Esto es debido a la política medioambiental llevada a cabo por la Unión Europea. Para limitar las emisiones de efecto invernadero se puede optar bien por imponer impuestos por las cantidades emitidas, o bien llevar a cabo la emisión de Permisos de Emisión Transferibles (PETs).
Desde Europa se ha optado por la segunda opción. Estos PETs son asignados a las empresas por los estados miembros de la UE según una serie de cuotas que corresponden. De tal manera que una empresa no puede emitir más CO2 que aquel de acuerdo con los derechos obtenidos, de otra manera tendría que pagar una sanción por cada tonelada de exceso (de 40€ hasta 2007 y de 100€ a partir de 2008). Aunque estos PETs tienen una particularidad, y es que se pueden vender y comprar en un mercado creado para ello, de modo que si una empresa quiere contaminar más deberá comprar derechos de emisión, y si una empresa reduce su contaminación podría vender los derechos sobrantes.
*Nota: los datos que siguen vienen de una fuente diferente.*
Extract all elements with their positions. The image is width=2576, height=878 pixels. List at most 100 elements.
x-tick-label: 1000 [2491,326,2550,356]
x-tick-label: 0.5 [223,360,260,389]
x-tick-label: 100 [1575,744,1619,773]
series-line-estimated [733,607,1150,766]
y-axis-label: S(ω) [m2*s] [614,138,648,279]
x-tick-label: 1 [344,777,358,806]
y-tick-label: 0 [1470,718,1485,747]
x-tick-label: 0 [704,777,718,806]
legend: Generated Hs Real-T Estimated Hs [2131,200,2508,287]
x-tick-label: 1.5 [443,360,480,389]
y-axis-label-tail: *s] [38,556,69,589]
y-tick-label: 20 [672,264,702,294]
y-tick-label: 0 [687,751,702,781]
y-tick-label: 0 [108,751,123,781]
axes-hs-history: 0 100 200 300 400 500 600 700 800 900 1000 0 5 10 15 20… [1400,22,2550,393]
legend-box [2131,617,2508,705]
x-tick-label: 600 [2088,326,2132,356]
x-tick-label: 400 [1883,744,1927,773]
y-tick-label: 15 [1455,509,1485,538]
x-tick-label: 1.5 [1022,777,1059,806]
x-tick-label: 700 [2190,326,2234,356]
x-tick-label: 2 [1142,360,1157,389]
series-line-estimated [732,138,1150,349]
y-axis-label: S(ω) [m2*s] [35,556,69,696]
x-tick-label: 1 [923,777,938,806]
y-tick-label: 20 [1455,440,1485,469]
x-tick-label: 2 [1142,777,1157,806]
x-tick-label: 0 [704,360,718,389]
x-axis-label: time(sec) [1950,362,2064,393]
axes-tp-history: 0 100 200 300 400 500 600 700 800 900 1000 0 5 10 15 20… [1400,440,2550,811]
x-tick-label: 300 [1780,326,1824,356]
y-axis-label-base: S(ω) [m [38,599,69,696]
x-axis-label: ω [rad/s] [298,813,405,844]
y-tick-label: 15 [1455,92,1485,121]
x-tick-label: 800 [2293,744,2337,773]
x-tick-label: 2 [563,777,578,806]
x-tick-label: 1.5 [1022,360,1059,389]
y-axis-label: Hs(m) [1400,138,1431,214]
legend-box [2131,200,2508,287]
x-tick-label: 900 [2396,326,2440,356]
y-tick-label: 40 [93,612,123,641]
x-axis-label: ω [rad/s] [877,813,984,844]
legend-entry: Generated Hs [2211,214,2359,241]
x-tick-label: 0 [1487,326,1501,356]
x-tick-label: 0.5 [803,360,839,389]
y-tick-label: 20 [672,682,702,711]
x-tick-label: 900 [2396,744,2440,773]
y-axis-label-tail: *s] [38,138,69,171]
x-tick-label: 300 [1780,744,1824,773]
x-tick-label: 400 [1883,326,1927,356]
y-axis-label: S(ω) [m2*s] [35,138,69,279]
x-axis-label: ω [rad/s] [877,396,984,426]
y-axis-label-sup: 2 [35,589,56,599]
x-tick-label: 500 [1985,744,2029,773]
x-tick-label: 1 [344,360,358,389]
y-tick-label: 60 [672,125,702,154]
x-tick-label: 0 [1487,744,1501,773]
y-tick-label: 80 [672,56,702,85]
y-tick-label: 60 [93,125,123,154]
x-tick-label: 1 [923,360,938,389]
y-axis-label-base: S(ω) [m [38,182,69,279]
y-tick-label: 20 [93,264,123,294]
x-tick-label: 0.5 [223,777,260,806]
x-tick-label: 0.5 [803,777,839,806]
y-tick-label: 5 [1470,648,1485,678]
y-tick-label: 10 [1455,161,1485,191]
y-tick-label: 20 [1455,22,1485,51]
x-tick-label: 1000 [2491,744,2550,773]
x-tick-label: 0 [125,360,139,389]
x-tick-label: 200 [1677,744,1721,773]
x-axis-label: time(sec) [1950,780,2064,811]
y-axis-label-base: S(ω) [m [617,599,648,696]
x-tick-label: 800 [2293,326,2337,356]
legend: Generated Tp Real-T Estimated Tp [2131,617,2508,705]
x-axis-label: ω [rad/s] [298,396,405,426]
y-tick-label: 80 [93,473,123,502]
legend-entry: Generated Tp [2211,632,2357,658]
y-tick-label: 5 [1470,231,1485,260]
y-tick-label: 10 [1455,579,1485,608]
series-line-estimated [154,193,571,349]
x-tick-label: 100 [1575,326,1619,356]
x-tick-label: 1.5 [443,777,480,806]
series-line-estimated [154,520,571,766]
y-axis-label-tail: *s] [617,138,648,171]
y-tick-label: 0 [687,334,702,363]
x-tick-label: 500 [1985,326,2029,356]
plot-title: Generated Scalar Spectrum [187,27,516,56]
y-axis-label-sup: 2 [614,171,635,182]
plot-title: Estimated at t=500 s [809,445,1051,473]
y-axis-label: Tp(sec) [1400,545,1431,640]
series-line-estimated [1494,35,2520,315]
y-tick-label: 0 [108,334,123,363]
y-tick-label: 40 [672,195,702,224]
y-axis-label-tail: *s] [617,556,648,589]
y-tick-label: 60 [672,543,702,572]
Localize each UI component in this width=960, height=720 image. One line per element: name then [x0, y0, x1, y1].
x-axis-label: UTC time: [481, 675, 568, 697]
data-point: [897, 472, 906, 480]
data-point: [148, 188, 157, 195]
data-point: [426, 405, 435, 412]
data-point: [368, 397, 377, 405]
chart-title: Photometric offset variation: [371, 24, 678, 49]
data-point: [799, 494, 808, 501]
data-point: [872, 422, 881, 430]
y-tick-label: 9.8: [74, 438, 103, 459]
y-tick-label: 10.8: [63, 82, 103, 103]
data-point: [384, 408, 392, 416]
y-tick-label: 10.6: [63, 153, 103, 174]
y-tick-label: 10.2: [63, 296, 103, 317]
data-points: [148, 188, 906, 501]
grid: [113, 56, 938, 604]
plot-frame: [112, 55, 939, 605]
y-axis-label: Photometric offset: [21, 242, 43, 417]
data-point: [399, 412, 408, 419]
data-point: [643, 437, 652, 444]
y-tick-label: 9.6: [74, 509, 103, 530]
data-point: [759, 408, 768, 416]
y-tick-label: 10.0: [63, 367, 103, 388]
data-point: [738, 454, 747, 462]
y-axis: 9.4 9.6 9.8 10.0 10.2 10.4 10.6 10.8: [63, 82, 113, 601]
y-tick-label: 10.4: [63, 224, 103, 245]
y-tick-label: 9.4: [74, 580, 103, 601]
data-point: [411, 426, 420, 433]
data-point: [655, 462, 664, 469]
Así, se cumplen los principios de “quien contamina paga” y “quien no contamina obtiene beneficios”.
Sin embargo, en la práctica parece ser que las temperaturas han ayudado a la reducción de emisiones por las empresas y los estados nacionales se han excedido a la hora de asignar los derechos lo que ha provocado que el precio de los mismos se reduzca hasta la cantidad de aproximadamente 1 euro por lo que los incentivos para reducir las emisiones de gases invernadero son prácticamente nulos. La conclusión podría ser que de haberlo sabido la política de asignación debería haber sido más restrictiva y así forzar mucho más a la baja las emisiones de CO2.